The state's only coal-fired power plant, the single largest source of emissions, is exempted from the fee. Initiative backers say the TransAlta plant in Centralia is already under a legal agreement to stop burning coal by 2025.

There are also carve-outs for pulp and paper mills, aluminum smelters, aviation and marine fuels and energy-intensive industries such as steel and aluminum plants.

Nick Abraham, spokesman for the Yes on 1631 campaign, said people want to see money going to solving the problem of climate change.

The initiative calls for 35 percent of revenues to be spent in the most polluted census tracts, setting aside money to help workers in the fossil fuel industry transition to new jobs and requires 10 percent to be spent on projects approved by American Indian tribes.

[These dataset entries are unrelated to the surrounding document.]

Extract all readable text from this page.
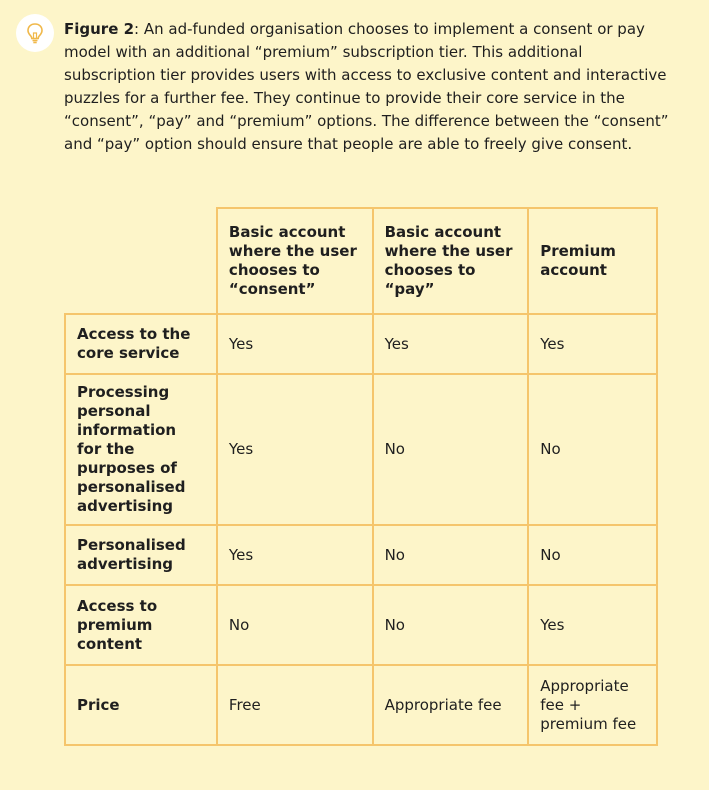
Figure 2: An ad-funded organisation chooses to implement a consent or pay model with an additional “premium” subscription tier. This additional subscription tier provides users with access to exclusive content and interactive puzzles for a further fee. They continue to provide their core service in the “consent”, “pay” and “premium” options. The difference between the “consent” and “pay” option should ensure that people are able to freely give consent.

	Basic account where the user chooses to “consent”	Basic account where the user chooses to “pay”	Premium account
Access to the core service	Yes	Yes	Yes
Processing personal information for the purposes of personalised advertising	Yes	No	No
Personalised advertising	Yes	No	No
Access to premium content	No	No	Yes
Price	Free	Appropriate fee	Appropriate fee + premium fee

Carbon legislation has eluded the state despite many attempts. In March, the latest carbon tax proposal by Inslee, a Democrat, failed to win approval even though Democrats enjoyed a narrow legislative majority.

"This is a really hard thing to do in any political context," said Barry Rabe, a professor in the Gerald Ford School of Public Policy at the University of Michigan.

He said it's unprecedented to see a ballot effort twice in two years. The question will be "can you repackage something that has struggled in Washington and actually put it over with public support?"

California passed a cap-and-trade program in 2006 that limits emissions and allows polluters to buy and trade pollution credits. A coalition of Northeast states also has a cap-and-trade program that applies to power plants.

Fawn Sharp, president of the Quinault Nation, whose tribe has been working to relocate its entire village on the Washington coast because of the rising sea level and tsunami threat, said it's time for citizens to have a direct voice.

"Elected officials know we're in a crisis and there still seems to be a lack of the moral and political courage to make the necessary public policy decision to save and protect our resources, to save our planet and our health and safety," Sharp said.